When Duffield, 69, launched New Star at the London Planetarium in 2001, he roped in legendary stargazer Sir Patrick Moore to announce the birth of "a new star like no other". Attracted by the big-name managers whose pictures Duffield plastered across hoardings nationally, investors flocked to his funds. And New Star's money men delivered, enabling Duffield, with typical hubris, to slam the performance of rivals as "a disgrace".

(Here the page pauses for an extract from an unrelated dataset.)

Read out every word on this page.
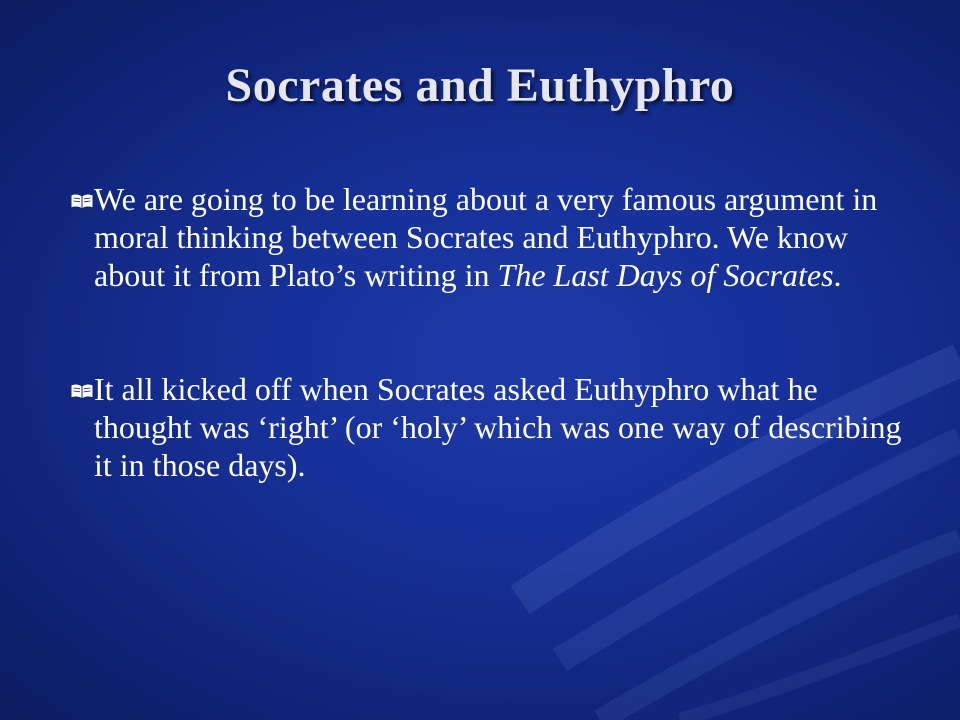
Socrates and Euthyphro
We are going to be learning about a very famous argument in moral thinking between Socrates and Euthyphro. We know about it from Plato’s writing in The Last Days of Socrates.
It all kicked off when Socrates asked Euthyphro what he thought was ‘right’ (or ‘holy’ which was one way of describing it in those days).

When the business floated in 2005 (famously making even its secretaries millionaires), Duffield pocketed £150m. But the slide in performance was already underway, says The Independent; and with investors exiting in droves, New Star's once-buoyant shares hit the skids. News of a debt-for-equity swap with lenders this week, and the ill-advised attempt to strong-arm the Financial Services Authority into suspending its shares, caused a meteoric slide in 'Death Star' shares.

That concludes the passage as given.